Produk Indonesia kurang bisa bersaing di luar negeri karena tidak adanya kerja sama perdagangan dengan negara tujuan ekspor.
Padahal negara kompetitor seperti Vietnam, Thailand dan Malaysia sangat agresif menjalin kerjasama perdagangan, sehingga sudah banyak mendaparkan fasilitas bebas bea masuk.
"Dalam 10 tahun terakhir, perjanjian perdagangan bebas kita baru dengan Chile, "ujar Menteri Enggar.

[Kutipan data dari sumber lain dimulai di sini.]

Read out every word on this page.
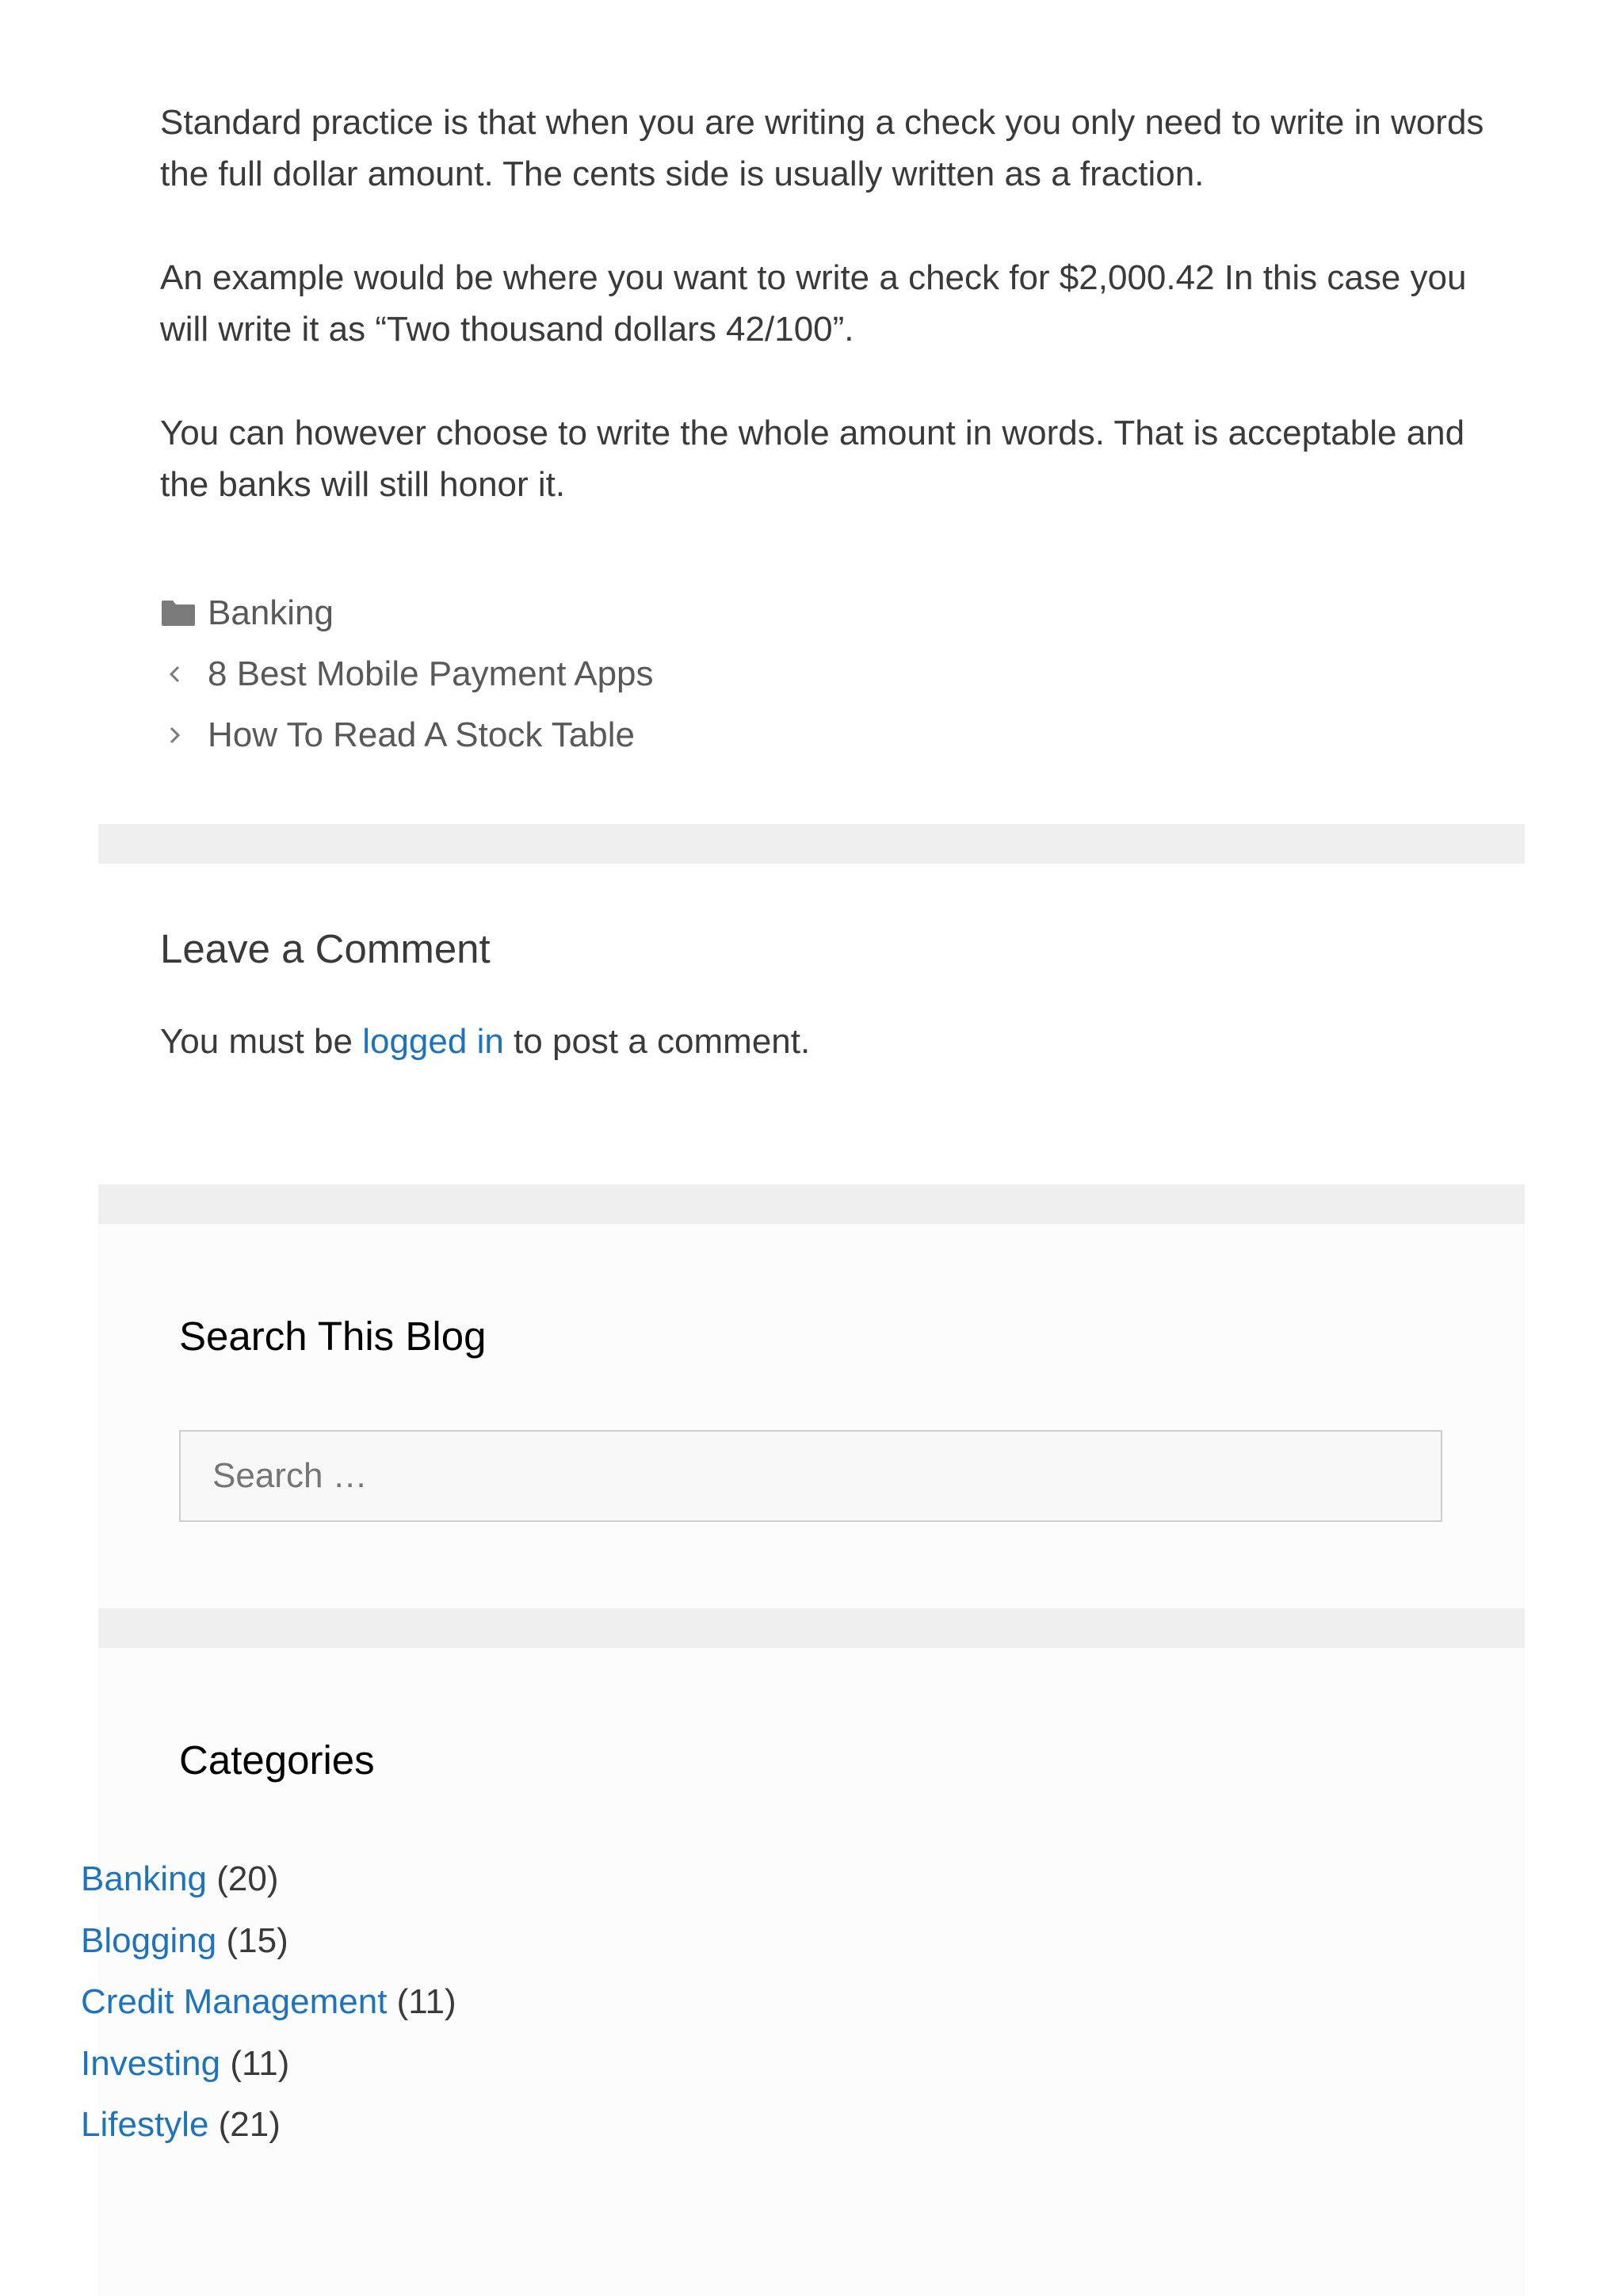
Standard practice is that when you are writing a check you only need to write in words the full dollar amount. The cents side is usually written as a fraction.

An example would be where you want to write a check for $2,000.42 In this case you will write it as “Two thousand dollars 42/100”.

You can however choose to write the whole amount in words. That is acceptable and the banks will still honor it.

Banking
8 Best Mobile Payment Apps
How To Read A Stock Table
Leave a Comment

You must be logged in to post a comment.

Search This Blog
Search …
Categories
Banking (20)
Blogging (15)
Credit Management (11)
Investing (11)
Lifestyle (21)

"Kendala ini yang harus kita tembus. Buka pasar baru dan segera realisasi berbagai perjanjian dagang. Kalau ini sudah peluang pertumbuhan ekspor akan lebih tinggi," tambah Menteri Enggar.
Menurut Menteri Enggar, tahun ini pemerintah menargetkan menyelesaikan sekitar 13 perundingan perjanjian dagang dengan berbagai negara dan kawasan dalam bentuk Comprehensive Economics Partnership Agreement (CEPA).
CEPA itu akan melibatkan kerja sama ekonomi dengan Australia, Uni Eropa, New Zealand, Jepang dan Turki.
Sementara Menteri Kordinator Perekonomian, Darmin Nasution mengatakan selain masalah ekspor, Indonesia juga menghadapi kendala perdagangan dalam negeri yaitu inefisiensi dalam berbagai komponen.
"Sementara ini soal logistik menyangkut angkutan darat, laut, udara, kereta api, pergudangan, pengiriman," ujar Menteri Darmin.
Menurut Menteri Darmin, pada 2016, rasio antara logistik dengan PDB sekitar 24%. Di negara lain, sudah bisa mencapai 12-14%.